In the month of January, the European Commission presented its vision for the future of the plastic by calling Europe to transform the waste into an economic opportunity.
According to the new strategy, all plastic packagings are to be recycled or to be subjected to a repeated use by 2030, as this can create around 200 thousand Jobs. For this to happen, the capacity of Europe for the sorting and recycling of waste should be multiplied four times – something that would cost 16.6 billion euros.
“We mainly export. This has no sense in an economic or a sustainable plan. We throw away 95 % of the value of the plastic containers and only 5 per cent remain in our economy”, said the vice-chairman of the Commission Katainen during the presentation of the strategy. The Commission is also considering a tax on the rough plastics to make the recycled plastics more attractive.

The low prices of oil mean that new plastics are much cheaper for production than the recycled ones. In addition, during the last year, the EU-countries agreed to increase the target for recycling of other packaging materials – paper and cardboard, metals and glass – up to 70% by 2030.
Until recently Europe had been sending millions of tones – plastic, textile and paper to China. The prohibition of China for the import of foreign waste in the country at the end of 2017 set the Continent to face a great and unexpected challenge with the hills of piling plastic and paper waste, only eight weeks later.Because of the Chinese ban certain countries from the EU, the US and Australia, seek other places in Asia to accept their waste. Data from the Office for
International Recycling show that during the period between of the last 3 month of 2016 and the one of 2017, the Malaysian import of plastic waste increased more than twice. In response to this some Asian countries restricted the import of waste. Last month Vietnam stopped the issue of permits for the import of waste. The Malaysian government passed a law obliging the importers of waste to have environmental permits. The specialists are adamant that the necessary long-term strategy is necessary.
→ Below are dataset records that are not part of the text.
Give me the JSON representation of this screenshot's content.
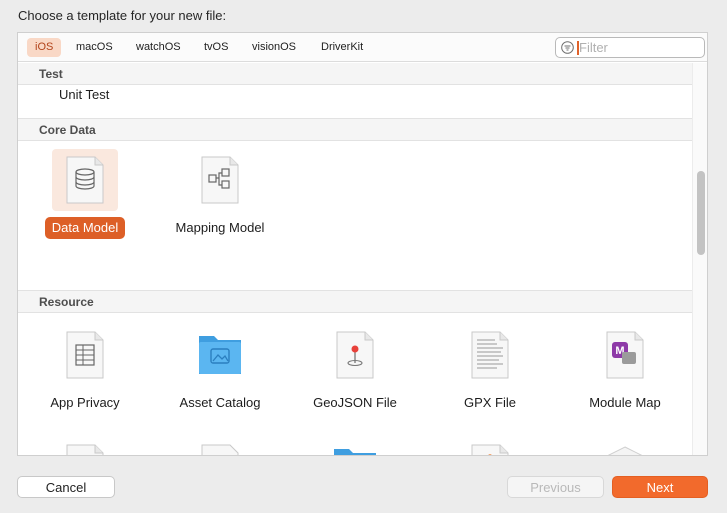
{
  "dialog": {
    "heading": "Choose a template for your new file:"
  },
  "tabs": [
    {
      "label": "iOS",
      "active": true
    },
    {
      "label": "macOS"
    },
    {
      "label": "watchOS"
    },
    {
      "label": "tvOS"
    },
    {
      "label": "visionOS"
    },
    {
      "label": "DriverKit"
    }
  ],
  "filter": {
    "placeholder": "Filter",
    "value": ""
  },
  "sections": {
    "test": {
      "title": "Test",
      "items": [
        "Unit Test"
      ]
    },
    "core_data": {
      "title": "Core Data",
      "items": [
        "Data Model",
        "Mapping Model"
      ],
      "selected": "Data Model"
    },
    "resource": {
      "title": "Resource",
      "items": [
        "App Privacy",
        "Asset Catalog",
        "GeoJSON File",
        "GPX File",
        "Module Map"
      ]
    }
  },
  "buttons": {
    "cancel": "Cancel",
    "previous": "Previous",
    "next": "Next"
  },
  "colors": {
    "accent": "#f26a2c",
    "selection": "#dd5f27",
    "tab_active_bg": "#f9d8c6"
  },
  "icons": {
    "filter": "filter-icon",
    "data_model": "database-document-icon",
    "mapping_model": "mapping-document-icon",
    "app_privacy": "table-document-icon",
    "asset_catalog": "blue-folder-icon",
    "geojson": "map-pin-document-icon",
    "gpx": "text-document-icon",
    "module_map": "module-map-icon",
    "strings": "table-document-icon",
    "rich_text": "rich-text-document-icon",
    "reality_folder": "reality-folder-icon",
    "scene": "scene-document-icon",
    "cube": "white-cube-icon"
  }
}
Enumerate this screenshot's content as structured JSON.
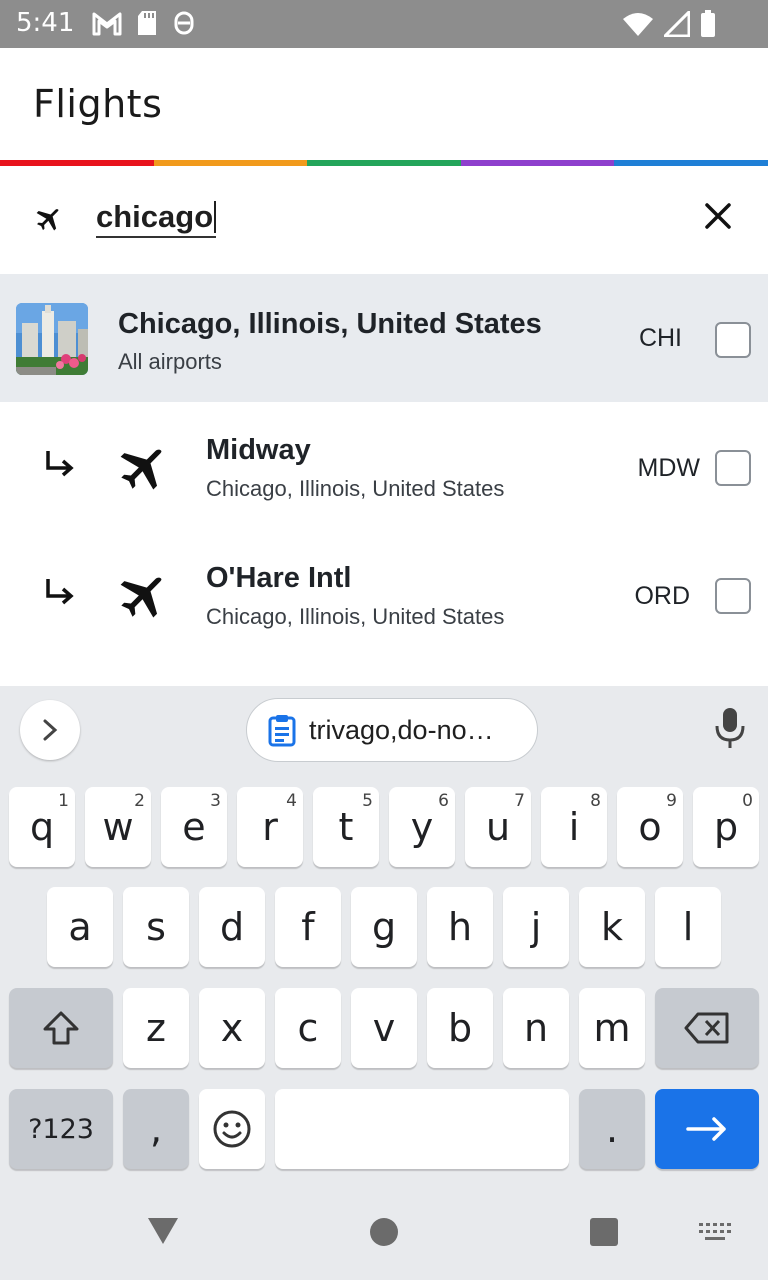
{
  "status_bar": {
    "time": "5:41"
  },
  "header": {
    "title": "Flights"
  },
  "colors": {
    "rainbow": [
      "#e8131d",
      "#f19a1c",
      "#23a55a",
      "#8e3fcd",
      "#1f7fd6"
    ],
    "enter_key": "#1a73e8"
  },
  "search": {
    "value": "chicago"
  },
  "results": {
    "city": {
      "name": "Chicago, Illinois, United States",
      "subtitle": "All airports",
      "code": "CHI"
    },
    "airports": [
      {
        "name": "Midway",
        "location": "Chicago, Illinois, United States",
        "code": "MDW"
      },
      {
        "name": "O'Hare Intl",
        "location": "Chicago, Illinois, United States",
        "code": "ORD"
      }
    ]
  },
  "keyboard": {
    "clipboard_chip": "trivago,do-no…",
    "row1": [
      {
        "key": "q",
        "hint": "1"
      },
      {
        "key": "w",
        "hint": "2"
      },
      {
        "key": "e",
        "hint": "3"
      },
      {
        "key": "r",
        "hint": "4"
      },
      {
        "key": "t",
        "hint": "5"
      },
      {
        "key": "y",
        "hint": "6"
      },
      {
        "key": "u",
        "hint": "7"
      },
      {
        "key": "i",
        "hint": "8"
      },
      {
        "key": "o",
        "hint": "9"
      },
      {
        "key": "p",
        "hint": "0"
      }
    ],
    "row2": [
      "a",
      "s",
      "d",
      "f",
      "g",
      "h",
      "j",
      "k",
      "l"
    ],
    "row3": [
      "z",
      "x",
      "c",
      "v",
      "b",
      "n",
      "m"
    ],
    "symbols_key": "?123",
    "comma_key": ",",
    "period_key": "."
  }
}
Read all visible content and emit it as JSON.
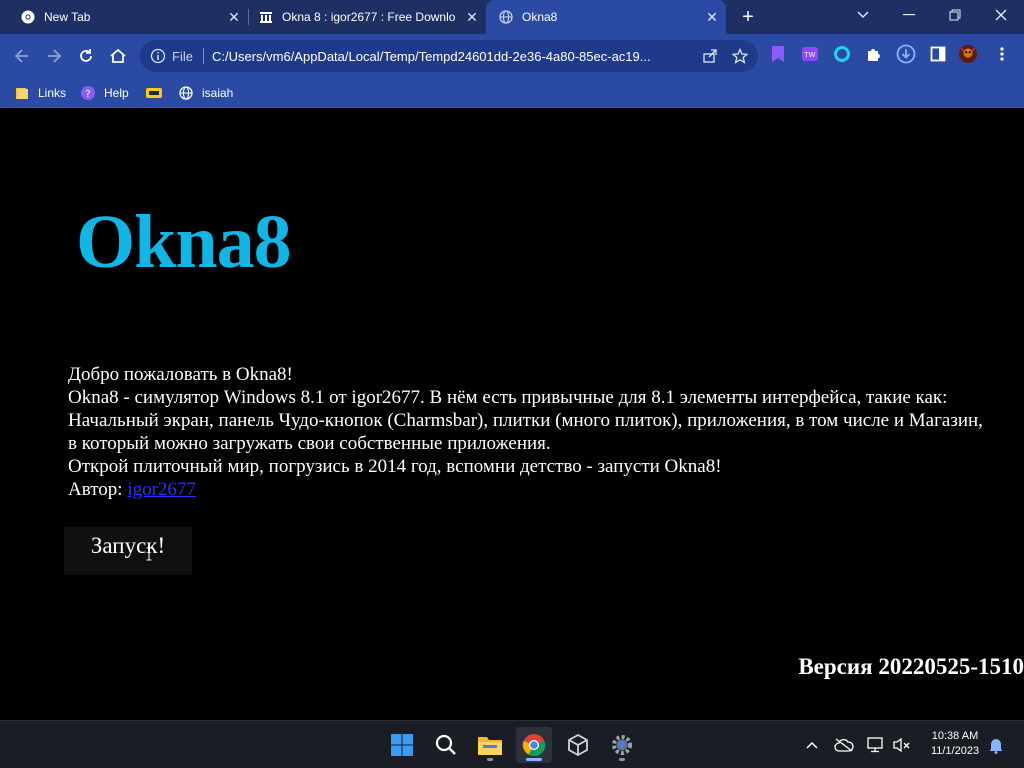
{
  "browser": {
    "tabs": [
      {
        "title": "New Tab",
        "favicon": "chrome-icon",
        "active": false
      },
      {
        "title": "Okna 8 : igor2677 : Free Downlo",
        "favicon": "archive-icon",
        "active": false
      },
      {
        "title": "Okna8",
        "favicon": "globe-icon",
        "active": true
      }
    ],
    "address": {
      "scheme_label": "File",
      "url": "C:/Users/vm6/AppData/Local/Temp/Tempd24601dd-2e36-4a80-85ec-ac19..."
    },
    "bookmarks": [
      {
        "label": "Links",
        "icon": "folder-icon"
      },
      {
        "label": "Help",
        "icon": "help-icon"
      },
      {
        "label": "",
        "icon": "yellow-bookmark-icon"
      },
      {
        "label": "isaiah",
        "icon": "globe-icon"
      }
    ],
    "colors": {
      "tabbar": "#1e2f63",
      "toolbar": "#2b4aa3"
    }
  },
  "page": {
    "logo": "Okna8",
    "welcome": "Добро пожаловать в Okna8!",
    "description": "Okna8 - симулятор Windows 8.1 от igor2677. В нём есть привычные для 8.1 элементы интерфейса, такие как: Начальный экран, панель Чудо-кнопок (Charmsbar), плитки (много плиток), приложения, в том числе и Магазин, в который можно загружать свои собственные приложения.",
    "tagline": "Открой плиточный мир, погрузись в 2014 год, вспомни детство - запусти Okna8!",
    "author_label": "Автор:",
    "author_link": "igor2677",
    "launch_button": "Запуск!",
    "version": "Версия 20220525-1510",
    "colors": {
      "logo": "#10b7e6",
      "background": "#000000",
      "link": "#2d2dff"
    }
  },
  "taskbar": {
    "apps": [
      "start-icon",
      "search-icon",
      "file-explorer-icon",
      "chrome-icon",
      "virtualbox-icon",
      "settings-icon"
    ],
    "active_app": "chrome-icon",
    "time": "10:38 AM",
    "date": "11/1/2023"
  }
}
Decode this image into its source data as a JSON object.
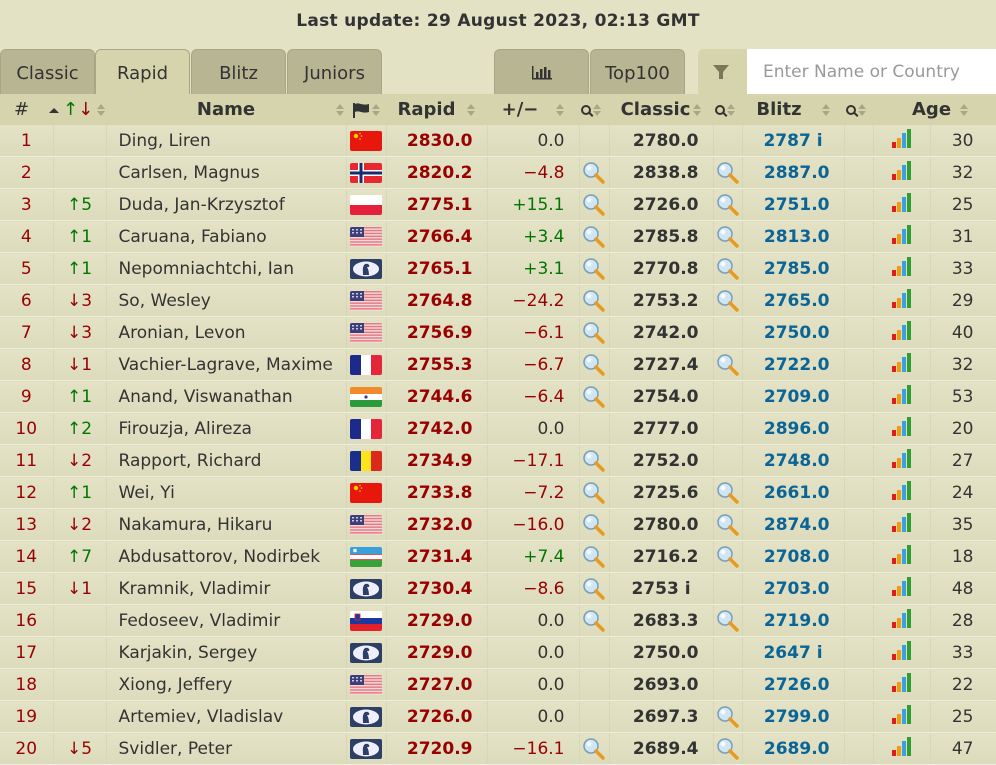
{
  "header": {
    "last_update": "Last update: 29 August 2023, 02:13 GMT"
  },
  "tabs": [
    {
      "label": "Classic",
      "active": false
    },
    {
      "label": "Rapid",
      "active": true
    },
    {
      "label": "Blitz",
      "active": false
    },
    {
      "label": "Juniors",
      "active": false
    }
  ],
  "toolbar": {
    "chart_icon": "bar-chart-icon",
    "top100_label": "Top100",
    "filter_icon": "filter-funnel-icon"
  },
  "search": {
    "placeholder": "Enter Name or Country",
    "value": ""
  },
  "columns": {
    "rank": "#",
    "change": "↑↓",
    "name": "Name",
    "flag_icon": "flag-icon",
    "rapid": "Rapid",
    "diff": "+/−",
    "classic": "Classic",
    "blitz": "Blitz",
    "age": "Age"
  },
  "colors": {
    "rank_red": "#990000",
    "up_green": "#007700",
    "blitz_blue": "#0a6496",
    "header_bg": "#d6d4ad",
    "row_bg": "#e3e2c5"
  },
  "rows": [
    {
      "rank": "1",
      "change": "",
      "dir": "",
      "name": "Ding, Liren",
      "country": "CHN",
      "rapid": "2830.0",
      "diff": "0.0",
      "classic_mag": false,
      "classic": "2780.0",
      "blitz_mag": false,
      "blitz": "2787 i",
      "age": "30"
    },
    {
      "rank": "2",
      "change": "",
      "dir": "",
      "name": "Carlsen, Magnus",
      "country": "NOR",
      "rapid": "2820.2",
      "diff": "−4.8",
      "classic_mag": true,
      "classic": "2838.8",
      "blitz_mag": true,
      "blitz": "2887.0",
      "age": "32"
    },
    {
      "rank": "3",
      "change": "↑5",
      "dir": "up",
      "name": "Duda, Jan-Krzysztof",
      "country": "POL",
      "rapid": "2775.1",
      "diff": "+15.1",
      "classic_mag": true,
      "classic": "2726.0",
      "blitz_mag": true,
      "blitz": "2751.0",
      "age": "25"
    },
    {
      "rank": "4",
      "change": "↑1",
      "dir": "up",
      "name": "Caruana, Fabiano",
      "country": "USA",
      "rapid": "2766.4",
      "diff": "+3.4",
      "classic_mag": true,
      "classic": "2785.8",
      "blitz_mag": true,
      "blitz": "2813.0",
      "age": "31"
    },
    {
      "rank": "5",
      "change": "↑1",
      "dir": "up",
      "name": "Nepomniachtchi, Ian",
      "country": "FID",
      "rapid": "2765.1",
      "diff": "+3.1",
      "classic_mag": true,
      "classic": "2770.8",
      "blitz_mag": true,
      "blitz": "2785.0",
      "age": "33"
    },
    {
      "rank": "6",
      "change": "↓3",
      "dir": "down",
      "name": "So, Wesley",
      "country": "USA",
      "rapid": "2764.8",
      "diff": "−24.2",
      "classic_mag": true,
      "classic": "2753.2",
      "blitz_mag": true,
      "blitz": "2765.0",
      "age": "29"
    },
    {
      "rank": "7",
      "change": "↓3",
      "dir": "down",
      "name": "Aronian, Levon",
      "country": "USA",
      "rapid": "2756.9",
      "diff": "−6.1",
      "classic_mag": true,
      "classic": "2742.0",
      "blitz_mag": false,
      "blitz": "2750.0",
      "age": "40"
    },
    {
      "rank": "8",
      "change": "↓1",
      "dir": "down",
      "name": "Vachier-Lagrave, Maxime",
      "country": "FRA",
      "rapid": "2755.3",
      "diff": "−6.7",
      "classic_mag": true,
      "classic": "2727.4",
      "blitz_mag": true,
      "blitz": "2722.0",
      "age": "32"
    },
    {
      "rank": "9",
      "change": "↑1",
      "dir": "up",
      "name": "Anand, Viswanathan",
      "country": "IND",
      "rapid": "2744.6",
      "diff": "−6.4",
      "classic_mag": true,
      "classic": "2754.0",
      "blitz_mag": false,
      "blitz": "2709.0",
      "age": "53"
    },
    {
      "rank": "10",
      "change": "↑2",
      "dir": "up",
      "name": "Firouzja, Alireza",
      "country": "FRA",
      "rapid": "2742.0",
      "diff": "0.0",
      "classic_mag": false,
      "classic": "2777.0",
      "blitz_mag": false,
      "blitz": "2896.0",
      "age": "20"
    },
    {
      "rank": "11",
      "change": "↓2",
      "dir": "down",
      "name": "Rapport, Richard",
      "country": "ROU",
      "rapid": "2734.9",
      "diff": "−17.1",
      "classic_mag": true,
      "classic": "2752.0",
      "blitz_mag": false,
      "blitz": "2748.0",
      "age": "27"
    },
    {
      "rank": "12",
      "change": "↑1",
      "dir": "up",
      "name": "Wei, Yi",
      "country": "CHN",
      "rapid": "2733.8",
      "diff": "−7.2",
      "classic_mag": true,
      "classic": "2725.6",
      "blitz_mag": true,
      "blitz": "2661.0",
      "age": "24"
    },
    {
      "rank": "13",
      "change": "↓2",
      "dir": "down",
      "name": "Nakamura, Hikaru",
      "country": "USA",
      "rapid": "2732.0",
      "diff": "−16.0",
      "classic_mag": true,
      "classic": "2780.0",
      "blitz_mag": true,
      "blitz": "2874.0",
      "age": "35"
    },
    {
      "rank": "14",
      "change": "↑7",
      "dir": "up",
      "name": "Abdusattorov, Nodirbek",
      "country": "UZB",
      "rapid": "2731.4",
      "diff": "+7.4",
      "classic_mag": true,
      "classic": "2716.2",
      "blitz_mag": true,
      "blitz": "2708.0",
      "age": "18"
    },
    {
      "rank": "15",
      "change": "↓1",
      "dir": "down",
      "name": "Kramnik, Vladimir",
      "country": "FID",
      "rapid": "2730.4",
      "diff": "−8.6",
      "classic_mag": true,
      "classic": "2753 i",
      "blitz_mag": false,
      "blitz": "2703.0",
      "age": "48"
    },
    {
      "rank": "16",
      "change": "",
      "dir": "",
      "name": "Fedoseev, Vladimir",
      "country": "SLO",
      "rapid": "2729.0",
      "diff": "0.0",
      "classic_mag": true,
      "classic": "2683.3",
      "blitz_mag": true,
      "blitz": "2719.0",
      "age": "28"
    },
    {
      "rank": "17",
      "change": "",
      "dir": "",
      "name": "Karjakin, Sergey",
      "country": "FID",
      "rapid": "2729.0",
      "diff": "0.0",
      "classic_mag": false,
      "classic": "2750.0",
      "blitz_mag": false,
      "blitz": "2647 i",
      "age": "33"
    },
    {
      "rank": "18",
      "change": "",
      "dir": "",
      "name": "Xiong, Jeffery",
      "country": "USA",
      "rapid": "2727.0",
      "diff": "0.0",
      "classic_mag": false,
      "classic": "2693.0",
      "blitz_mag": false,
      "blitz": "2726.0",
      "age": "22"
    },
    {
      "rank": "19",
      "change": "",
      "dir": "",
      "name": "Artemiev, Vladislav",
      "country": "FID",
      "rapid": "2726.0",
      "diff": "0.0",
      "classic_mag": false,
      "classic": "2697.3",
      "blitz_mag": true,
      "blitz": "2799.0",
      "age": "25"
    },
    {
      "rank": "20",
      "change": "↓5",
      "dir": "down",
      "name": "Svidler, Peter",
      "country": "FID",
      "rapid": "2720.9",
      "diff": "−16.1",
      "classic_mag": true,
      "classic": "2689.4",
      "blitz_mag": true,
      "blitz": "2689.0",
      "age": "47"
    }
  ]
}
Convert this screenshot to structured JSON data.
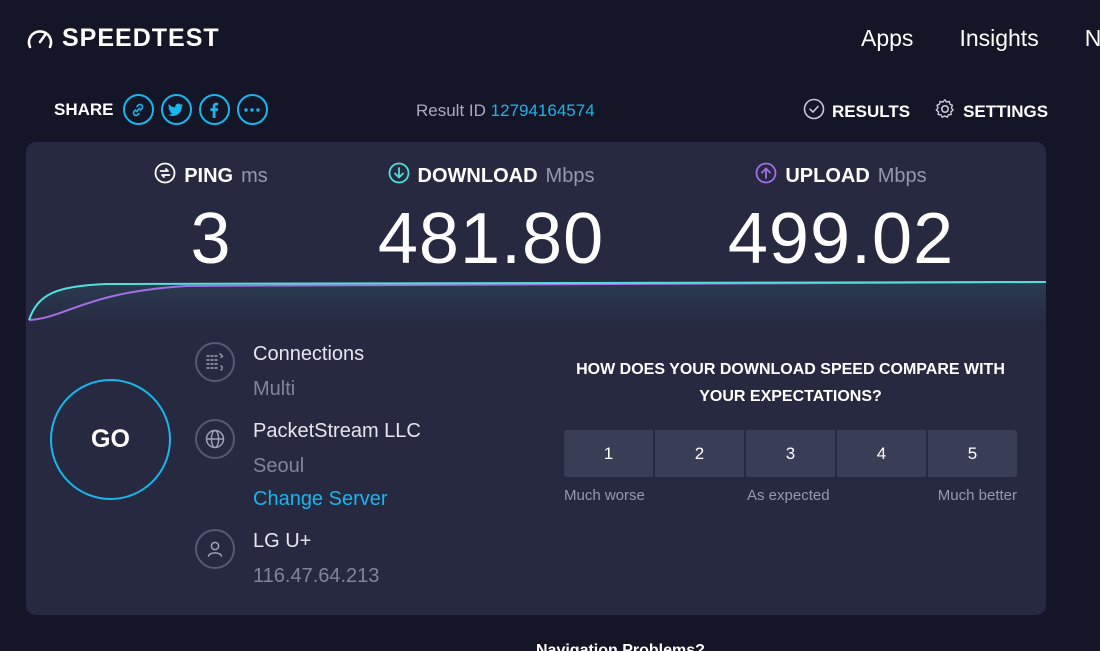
{
  "brand": {
    "logo_text": "SPEEDTEST"
  },
  "nav": {
    "items": [
      "Apps",
      "Insights",
      "N"
    ]
  },
  "share": {
    "label": "SHARE",
    "buttons": [
      "link-icon",
      "twitter-icon",
      "facebook-icon",
      "more-icon"
    ]
  },
  "result": {
    "label": "Result ID",
    "id": "12794164574"
  },
  "actions": {
    "results": "RESULTS",
    "settings": "SETTINGS"
  },
  "metrics": {
    "ping": {
      "label": "PING",
      "unit": "ms",
      "value": "3"
    },
    "download": {
      "label": "DOWNLOAD",
      "unit": "Mbps",
      "value": "481.80"
    },
    "upload": {
      "label": "UPLOAD",
      "unit": "Mbps",
      "value": "499.02"
    }
  },
  "go_label": "GO",
  "connections": {
    "label": "Connections",
    "value": "Multi"
  },
  "server": {
    "name": "PacketStream LLC",
    "location": "Seoul",
    "change_label": "Change Server"
  },
  "isp": {
    "name": "LG U+",
    "ip": "116.47.64.213"
  },
  "survey": {
    "question": "HOW DOES YOUR DOWNLOAD SPEED COMPARE WITH YOUR EXPECTATIONS?",
    "options": [
      "1",
      "2",
      "3",
      "4",
      "5"
    ],
    "scale_low": "Much worse",
    "scale_mid": "As expected",
    "scale_high": "Much better"
  },
  "bottom_text": "Navigation  Problems?",
  "colors": {
    "accent": "#1ab5ec",
    "upload": "#a46ee6",
    "download_line": "#4fe0d9",
    "background": "#141526",
    "card": "#262940"
  }
}
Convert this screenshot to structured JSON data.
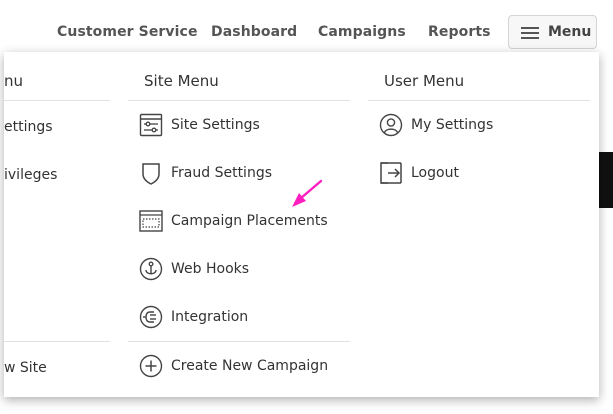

Incinerators, which are constructed to handle mixed municipal waste, to this moment are battling with oversupply. Because of that some countries have turned to a cheaper option, namely: Landfilling.
Trash of the EU still may be sent to the East, but to Eastern Europe, instead of Eastern Asia. The revised Directive on the landfilling of waste, agreed by the
EU institutions in December last year, restricted the landfilling of ten per cent of all the household waste until 2035, but allowed the European countries with high levels of landfilling to be fulfilled in additional five years. Bulgaria, Estonia, Greece, Cyprus, Malta, Romania and Slovakia buried more than half of its waste in 2014 according to the Eurostat.
“They could be transformed into the landfill of Europe”, said Ella Stengler, director of the Federation for waste in the energetics CEWEP (Confederation of European Waste-to-Energy Plants) . “Wastes always find the cheapest way”.